Por: - 7 de março de 2018
Fiscais de trânsito realizam campanha educativa para orientar motoristas / Prefeitura de Maringá

O Tribunal de Contas do Estado do Paraná (TCE-PR) determinou a suspensão da licitação aberta pela Prefeitura de Maringá para a compra de brindes. O conselheiro Ivens Linhares, relator do caso, considerou irregular o curto prazo para a apresentação de amostras de produtos personalizados. A exigência do certame é que os brindes sejam confeccionados com material exclusivo.

A concorrência na modalidade registro de preços, que prevê gastos de R$ 1,165 milhão, prevê a aquisição de brindes como camisetas, chaveiros, bonés, sacolas e outros itens. A intenção é fazer a distribuição gratuita dos produtos em campanhas educativas da Secretaria de Mobilidade Urbana.

A decisão de suspender a licitação partiu do conselheiro Ivens Linhares e foi homologada na sessão do Tribunal Pleno da última quinta-feira (1/3). O comunicado do Tribunal de Contas à imprensa foi feito na tarde desta quarta-feira (7/3).

O TCE-PR acatou a representação da empresa de pequeno porte G8 Armarinhos Ltda., com base na Lei 8.666/93 (Lei Geral de Licitações e Contratos).

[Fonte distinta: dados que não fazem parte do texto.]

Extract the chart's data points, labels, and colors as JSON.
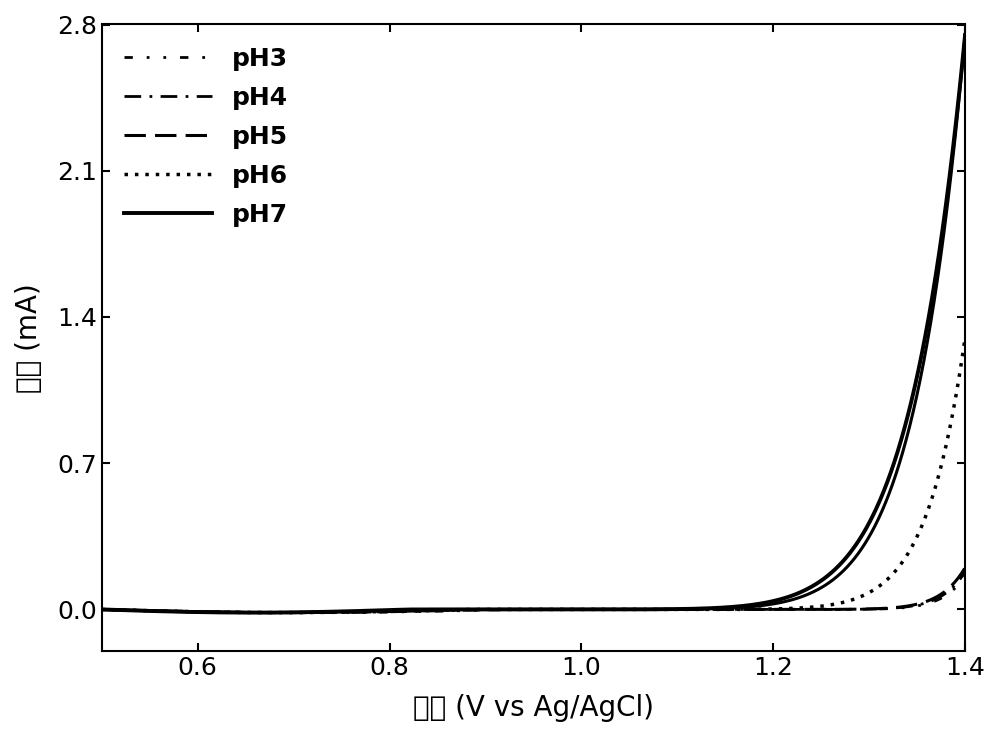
{
  "xlabel": "电位 (V vs Ag/AgCl)",
  "ylabel": "电流 (mA)",
  "xlim": [
    0.5,
    1.4
  ],
  "ylim": [
    -0.2,
    2.8
  ],
  "xticks": [
    0.6,
    0.8,
    1.0,
    1.2,
    1.4
  ],
  "yticks": [
    0.0,
    0.7,
    1.4,
    2.1,
    2.8
  ],
  "series": [
    {
      "label": "pH3",
      "linestyle_name": "dashdotdotted",
      "linewidth": 2.0,
      "color": "#000000",
      "onset": 0.93,
      "scale": 0.16,
      "exponent": 20
    },
    {
      "label": "pH4",
      "linestyle_name": "dashdot",
      "linewidth": 2.0,
      "color": "#000000",
      "onset": 0.91,
      "scale": 0.18,
      "exponent": 20
    },
    {
      "label": "pH5",
      "linestyle_name": "dashed",
      "linewidth": 2.2,
      "color": "#000000",
      "onset": 0.89,
      "scale": 0.2,
      "exponent": 20
    },
    {
      "label": "pH6",
      "linestyle_name": "dotted",
      "linewidth": 2.5,
      "color": "#000000",
      "onset": 0.88,
      "scale": 1.3,
      "exponent": 13
    },
    {
      "label": "pH7",
      "linestyle_name": "solid",
      "linewidth": 2.8,
      "color": "#000000",
      "onset": 0.82,
      "scale": 2.75,
      "exponent": 10
    }
  ],
  "second_solid": {
    "onset": 0.84,
    "scale": 2.75,
    "exponent": 10.5,
    "linewidth": 2.2,
    "color": "#000000"
  },
  "legend_loc": "upper left",
  "legend_fontsize": 18,
  "tick_fontsize": 18,
  "label_fontsize": 20,
  "figure_facecolor": "#ffffff",
  "axes_facecolor": "#ffffff"
}
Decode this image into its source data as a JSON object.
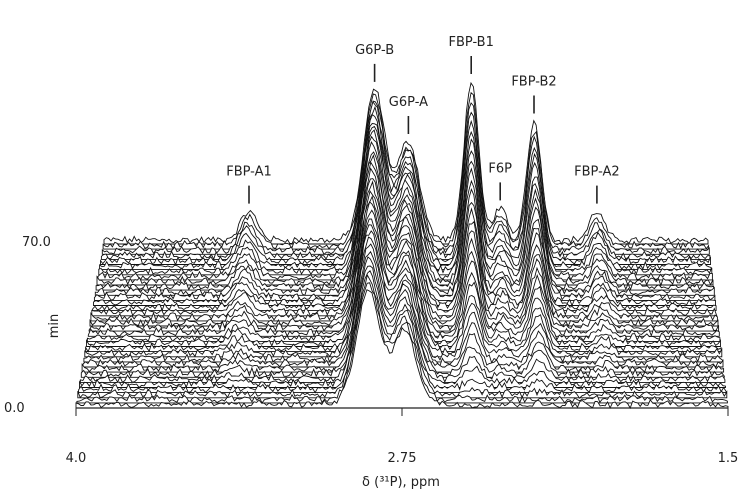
{
  "chart_data": {
    "type": "area",
    "title": "",
    "xlabel": "δ (³¹P), ppm",
    "ylabel": "min",
    "x_axis": {
      "min_label": "4.0",
      "mid_label": "2.75",
      "max_label": "1.5",
      "range": [
        4.0,
        1.5
      ],
      "reversed": true
    },
    "y_axis": {
      "start_label": "0.0",
      "end_label": "70.0",
      "range": [
        0.0,
        70.0
      ]
    },
    "grid": false,
    "legend": "none",
    "stack_count": 33,
    "line_color": "#111111",
    "peaks": [
      {
        "name": "FBP-A1",
        "ppm": 3.4,
        "height_final": 0.18
      },
      {
        "name": "G6P-B",
        "ppm": 2.88,
        "height_final": 0.95
      },
      {
        "name": "G6P-A",
        "ppm": 2.74,
        "height_final": 0.62
      },
      {
        "name": "FBP-B1",
        "ppm": 2.48,
        "height_final": 1.0
      },
      {
        "name": "F6P",
        "ppm": 2.36,
        "height_final": 0.2
      },
      {
        "name": "FBP-B2",
        "ppm": 2.22,
        "height_final": 0.75
      },
      {
        "name": "FBP-A2",
        "ppm": 1.96,
        "height_final": 0.18
      }
    ]
  }
}
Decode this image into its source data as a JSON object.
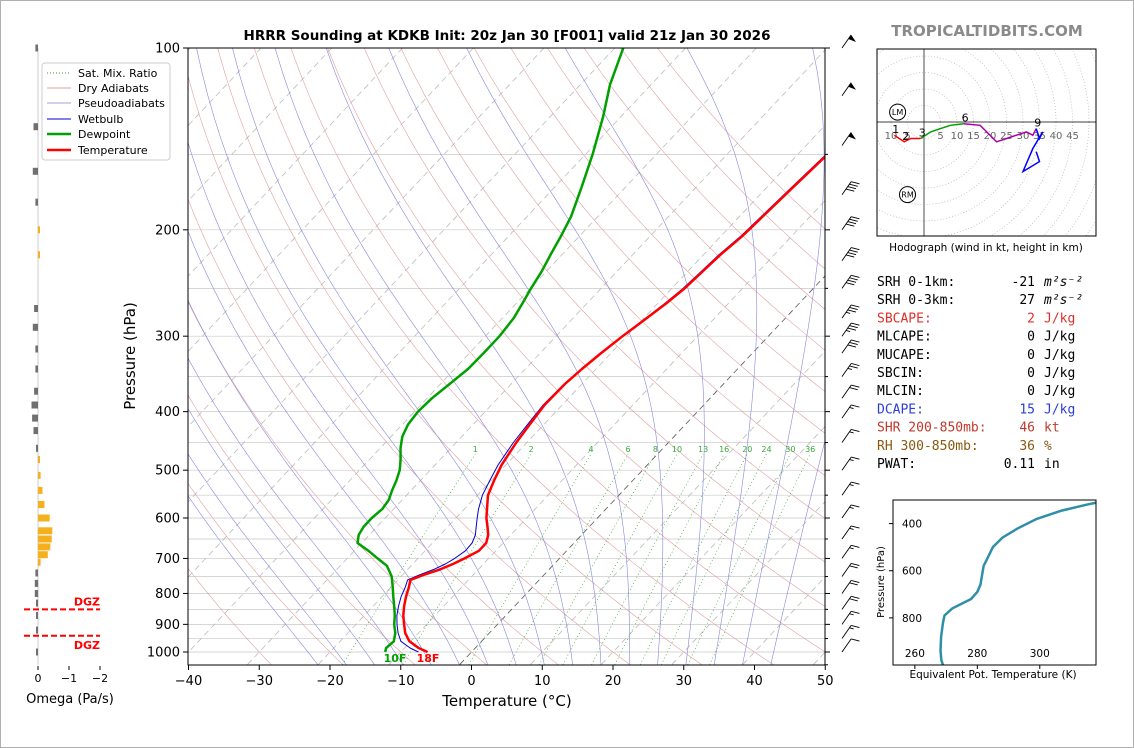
{
  "figure": {
    "title": "HRRR Sounding at KDKB Init: 20z Jan 30 [F001] valid 21z Jan 30 2026",
    "watermark": "TROPICALTIDBITS.COM"
  },
  "chart_data": [
    {
      "id": "skewt",
      "type": "line",
      "xlabel": "Temperature (°C)",
      "ylabel": "Pressure (hPa)",
      "xlim": [
        -40,
        50
      ],
      "ylim": [
        1050,
        100
      ],
      "y_scale": "log",
      "xticks": [
        -40,
        -30,
        -20,
        -10,
        0,
        10,
        20,
        30,
        40,
        50
      ],
      "yticks": [
        100,
        200,
        300,
        400,
        500,
        600,
        700,
        800,
        900,
        1000
      ],
      "grid": true,
      "legend_position": "top-left",
      "legend": [
        "Sat. Mix. Ratio",
        "Dry Adiabats",
        "Pseudoadiabats",
        "Wetbulb",
        "Dewpoint",
        "Temperature"
      ],
      "mixing_ratio_labels": [
        "1",
        "2",
        "4",
        "6",
        "8",
        "10",
        "13",
        "16",
        "20",
        "24",
        "30",
        "36"
      ],
      "surface_labels": {
        "dewpoint": "10F",
        "temperature": "18F"
      },
      "series": [
        {
          "name": "Temperature",
          "color": "#ff0000",
          "points": [
            [
              1000,
              -6.2
            ],
            [
              985,
              -8
            ],
            [
              960,
              -10.2
            ],
            [
              930,
              -11.9
            ],
            [
              900,
              -13.2
            ],
            [
              870,
              -14.5
            ],
            [
              840,
              -15.6
            ],
            [
              810,
              -16.6
            ],
            [
              780,
              -17.5
            ],
            [
              760,
              -18.2
            ],
            [
              745,
              -17
            ],
            [
              730,
              -15.4
            ],
            [
              715,
              -14.3
            ],
            [
              700,
              -13.4
            ],
            [
              680,
              -12.4
            ],
            [
              660,
              -12.4
            ],
            [
              640,
              -13.2
            ],
            [
              620,
              -14.4
            ],
            [
              600,
              -15.7
            ],
            [
              580,
              -16.8
            ],
            [
              550,
              -18.5
            ],
            [
              520,
              -19.6
            ],
            [
              490,
              -20.6
            ],
            [
              450,
              -21.5
            ],
            [
              420,
              -22
            ],
            [
              390,
              -22.5
            ],
            [
              360,
              -22.4
            ],
            [
              340,
              -22
            ],
            [
              320,
              -21.4
            ],
            [
              300,
              -20.6
            ],
            [
              280,
              -19.6
            ],
            [
              265,
              -18.8
            ],
            [
              250,
              -18.2
            ],
            [
              235,
              -17.9
            ],
            [
              220,
              -17.6
            ],
            [
              205,
              -17
            ],
            [
              190,
              -16.7
            ],
            [
              170,
              -16.3
            ],
            [
              150,
              -15.8
            ],
            [
              130,
              -15.3
            ],
            [
              115,
              -15.3
            ],
            [
              100,
              -15.7
            ]
          ]
        },
        {
          "name": "Wetbulb",
          "color": "#0000cc",
          "points": [
            [
              1000,
              -7.5
            ],
            [
              985,
              -9.2
            ],
            [
              960,
              -11.4
            ],
            [
              930,
              -12.9
            ],
            [
              900,
              -14.2
            ],
            [
              870,
              -15.4
            ],
            [
              840,
              -16.4
            ],
            [
              810,
              -17.3
            ],
            [
              780,
              -18
            ],
            [
              760,
              -18.6
            ],
            [
              745,
              -17.6
            ],
            [
              730,
              -16.3
            ],
            [
              715,
              -15.4
            ],
            [
              700,
              -14.8
            ],
            [
              680,
              -14.3
            ],
            [
              660,
              -14.4
            ],
            [
              640,
              -15
            ],
            [
              620,
              -16
            ],
            [
              600,
              -17
            ],
            [
              580,
              -18
            ],
            [
              550,
              -19.3
            ],
            [
              520,
              -20.2
            ],
            [
              490,
              -21.1
            ],
            [
              450,
              -21.9
            ],
            [
              420,
              -22.3
            ],
            [
              390,
              -22.7
            ],
            [
              360,
              -22.5
            ],
            [
              340,
              -22.1
            ],
            [
              320,
              -21.5
            ],
            [
              300,
              -20.7
            ],
            [
              280,
              -19.7
            ],
            [
              265,
              -19
            ],
            [
              250,
              -18.4
            ],
            [
              235,
              -18.1
            ],
            [
              220,
              -17.8
            ],
            [
              205,
              -17.2
            ],
            [
              190,
              -16.9
            ],
            [
              170,
              -16.5
            ],
            [
              150,
              -16
            ],
            [
              130,
              -15.5
            ],
            [
              115,
              -15.5
            ],
            [
              100,
              -15.9
            ]
          ]
        },
        {
          "name": "Dewpoint",
          "color": "#00a000",
          "points": [
            [
              1000,
              -12.2
            ],
            [
              985,
              -12.6
            ],
            [
              960,
              -12.4
            ],
            [
              930,
              -13.3
            ],
            [
              900,
              -14.6
            ],
            [
              870,
              -15.7
            ],
            [
              840,
              -17
            ],
            [
              810,
              -18.4
            ],
            [
              780,
              -19.8
            ],
            [
              750,
              -21.3
            ],
            [
              720,
              -23.4
            ],
            [
              700,
              -25.7
            ],
            [
              680,
              -28
            ],
            [
              660,
              -30.6
            ],
            [
              640,
              -31.5
            ],
            [
              620,
              -31.9
            ],
            [
              600,
              -31.9
            ],
            [
              580,
              -31.6
            ],
            [
              560,
              -31.9
            ],
            [
              540,
              -32.7
            ],
            [
              520,
              -33.4
            ],
            [
              500,
              -34.3
            ],
            [
              480,
              -35.6
            ],
            [
              460,
              -37.1
            ],
            [
              440,
              -38.4
            ],
            [
              420,
              -39.2
            ],
            [
              400,
              -39.5
            ],
            [
              380,
              -39.3
            ],
            [
              360,
              -38.7
            ],
            [
              340,
              -38.1
            ],
            [
              320,
              -38
            ],
            [
              300,
              -38
            ],
            [
              280,
              -38.4
            ],
            [
              265,
              -39.1
            ],
            [
              250,
              -39.9
            ],
            [
              235,
              -40.6
            ],
            [
              220,
              -41.6
            ],
            [
              205,
              -42.6
            ],
            [
              190,
              -43.8
            ],
            [
              170,
              -46.2
            ],
            [
              150,
              -49
            ],
            [
              130,
              -52.5
            ],
            [
              115,
              -55.8
            ],
            [
              100,
              -58.8
            ]
          ]
        }
      ]
    },
    {
      "id": "omega",
      "type": "bar",
      "xlabel": "Omega (Pa/s)",
      "xticks": [
        "0",
        "−1",
        "−2"
      ],
      "dgz_label": "DGZ",
      "dgz_bounds_hPa": [
        850,
        940
      ],
      "bars": [
        [
          100,
          0.2
        ],
        [
          135,
          0.35
        ],
        [
          160,
          0.4
        ],
        [
          180,
          0.2
        ],
        [
          200,
          -0.05
        ],
        [
          220,
          -0.15
        ],
        [
          270,
          0.3
        ],
        [
          290,
          0.4
        ],
        [
          315,
          0.2
        ],
        [
          340,
          0.2
        ],
        [
          370,
          0.3
        ],
        [
          390,
          0.5
        ],
        [
          410,
          0.45
        ],
        [
          430,
          0.35
        ],
        [
          460,
          0.1
        ],
        [
          480,
          -0.05
        ],
        [
          510,
          -0.2
        ],
        [
          540,
          -0.35
        ],
        [
          570,
          -0.5
        ],
        [
          600,
          -0.9
        ],
        [
          630,
          -1.1
        ],
        [
          650,
          -1.05
        ],
        [
          670,
          -0.95
        ],
        [
          690,
          -0.75
        ],
        [
          710,
          -0.2
        ],
        [
          740,
          0.2
        ],
        [
          770,
          0.25
        ],
        [
          800,
          0.25
        ],
        [
          830,
          0.15
        ],
        [
          870,
          0.05
        ],
        [
          920,
          0.02
        ],
        [
          1000,
          0.0
        ]
      ]
    },
    {
      "id": "hodograph",
      "type": "scatter",
      "xlabel": "Hodograph (wind in kt, height in km)",
      "ring_labels": [
        "10",
        "5",
        "5",
        "10",
        "15",
        "20",
        "25",
        "30",
        "35",
        "40",
        "45"
      ],
      "point_labels": [
        "1",
        "2",
        "3",
        "6",
        "9"
      ],
      "markers": [
        "LM",
        "RM"
      ],
      "trace": [
        [
          -9,
          -4
        ],
        [
          -6,
          -6
        ],
        [
          -4,
          -5
        ],
        [
          -1,
          -5
        ],
        [
          2,
          -3
        ],
        [
          5,
          -2
        ],
        [
          8,
          -1
        ],
        [
          12,
          -0.5
        ],
        [
          17,
          -1
        ],
        [
          19,
          -3
        ],
        [
          22,
          -6
        ],
        [
          25,
          -5
        ],
        [
          28,
          -4
        ],
        [
          31,
          -3
        ],
        [
          33,
          -4
        ],
        [
          34,
          -2
        ],
        [
          35,
          -5
        ],
        [
          36,
          -3
        ],
        [
          33,
          -8
        ],
        [
          30,
          -15
        ],
        [
          35,
          -12
        ],
        [
          34,
          -9
        ]
      ],
      "trace_colors": [
        "#ff0000",
        "#00a000",
        "#aa00aa",
        "#0000ff"
      ],
      "segment_breaks": [
        0,
        3,
        7,
        15,
        22
      ]
    },
    {
      "id": "theta_e",
      "type": "line",
      "xlabel": "Equivalent Pot. Temperature (K)",
      "ylabel": "Pressure (hPa)",
      "xticks": [
        260,
        280,
        300
      ],
      "yticks": [
        400,
        600,
        800
      ],
      "xlim": [
        253,
        318
      ],
      "ylim": [
        1000,
        300
      ],
      "color": "#2f8fa8",
      "points": [
        [
          1000,
          269
        ],
        [
          980,
          268.5
        ],
        [
          940,
          268.2
        ],
        [
          880,
          268.4
        ],
        [
          820,
          269
        ],
        [
          790,
          269.5
        ],
        [
          760,
          272
        ],
        [
          720,
          278
        ],
        [
          690,
          280
        ],
        [
          660,
          281
        ],
        [
          620,
          281.5
        ],
        [
          580,
          282
        ],
        [
          540,
          283.5
        ],
        [
          500,
          285
        ],
        [
          460,
          288
        ],
        [
          420,
          293
        ],
        [
          380,
          299
        ],
        [
          345,
          307
        ],
        [
          320,
          315
        ],
        [
          300,
          322
        ]
      ]
    }
  ],
  "indices": [
    {
      "label": "SRH 0-1km:",
      "value": "-21",
      "unit": "m²s⁻²",
      "color": "#000000"
    },
    {
      "label": "SRH 0-3km:",
      "value": "27",
      "unit": "m²s⁻²",
      "color": "#000000"
    },
    {
      "label": "SBCAPE:",
      "value": "2",
      "unit": "J/kg",
      "color": "#e0302a"
    },
    {
      "label": "MLCAPE:",
      "value": "0",
      "unit": "J/kg",
      "color": "#000000"
    },
    {
      "label": "MUCAPE:",
      "value": "0",
      "unit": "J/kg",
      "color": "#000000"
    },
    {
      "label": "SBCIN:",
      "value": "0",
      "unit": "J/kg",
      "color": "#000000"
    },
    {
      "label": "MLCIN:",
      "value": "0",
      "unit": "J/kg",
      "color": "#000000"
    },
    {
      "label": "DCAPE:",
      "value": "15",
      "unit": "J/kg",
      "color": "#2a3fd4"
    },
    {
      "label": "SHR 200-850mb:",
      "value": "46",
      "unit": "kt",
      "color": "#c0392b"
    },
    {
      "label": "RH 300-850mb:",
      "value": "36",
      "unit": "%",
      "color": "#8a5a10"
    },
    {
      "label": "PWAT:",
      "value": "0.11",
      "unit": "in",
      "color": "#000000"
    }
  ],
  "wind_barbs": [
    {
      "p": 100,
      "spd": 50
    },
    {
      "p": 120,
      "spd": 50
    },
    {
      "p": 145,
      "spd": 50
    },
    {
      "p": 175,
      "spd": 40
    },
    {
      "p": 200,
      "spd": 40
    },
    {
      "p": 225,
      "spd": 40
    },
    {
      "p": 250,
      "spd": 40
    },
    {
      "p": 280,
      "spd": 35
    },
    {
      "p": 300,
      "spd": 35
    },
    {
      "p": 320,
      "spd": 30
    },
    {
      "p": 350,
      "spd": 25
    },
    {
      "p": 380,
      "spd": 20
    },
    {
      "p": 410,
      "spd": 15
    },
    {
      "p": 450,
      "spd": 15
    },
    {
      "p": 500,
      "spd": 15
    },
    {
      "p": 550,
      "spd": 15
    },
    {
      "p": 600,
      "spd": 15
    },
    {
      "p": 650,
      "spd": 15
    },
    {
      "p": 700,
      "spd": 15
    },
    {
      "p": 750,
      "spd": 20
    },
    {
      "p": 800,
      "spd": 20
    },
    {
      "p": 850,
      "spd": 20
    },
    {
      "p": 900,
      "spd": 15
    },
    {
      "p": 950,
      "spd": 15
    },
    {
      "p": 1000,
      "spd": 10
    }
  ]
}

A representante apontou a ocorrência de seis supostas irregularidades na licitação. Entre elas, a fixação de prazo excessivamente curto para apresentação das amostras de produtos personalizados, confeccionados com material exclusivo.

Segundo a representação, o prazo de cinco dias para apresentação das amostras é inviável; especialmente pelo fato de a “arte” a ser empregada não constar do edital e somente ser fornecida ao licitante classificado em primeiro lugar.

A representante sustentou que, em razão das descrições demasiadamente específicas dos brindes, seriam necessários 15 dias úteis, no mínimo, para o desenvolvimento dos produtos.

Prazo curto para fazer brindes justifica cautelar

O conselheiro do TCE-PR afirmou que a fixação de prazo excessivamente exíguo para apresentação das amostras dos produtos justifica a expedição da medida cautelar.

Ele lembrou que a licitação visa à compra de produtos personalizados, seja pela aposição de “arte” a ser fornecida pela Prefeitura de Maringá ou pela exigência de fabricação em material de gramatura não usualmente encontrada no mercado, o que demandaria, pelo menos, 15 dias úteis desenvolvimento das amostras.

Linhares ressaltou que, em casos semelhantes, envolvendo a apresentação de amostras de produtos personalizados em curto prazo, o TCE-PR ratificou a suspensão cautelar de outras licitações.

O Tribunal determinou a imediata citação do Município de Maringá, para que, no prazo de 15 dias, se pronuncie quanto à medida cautelar, comprove o seu imediato cumprimento e exerça o contraditório em face das irregularidades noticiadas.

Nesse período, a prefeitura também deverá apresentar a cópia integral de todo o procedimento licitatório do edital de Pregão Presencial nº 49/2018.

O Maringá Post entrou em contato com a Prefeitura de Maringá e, assim que a administração se pronunciar, o posicionamento será divulgado.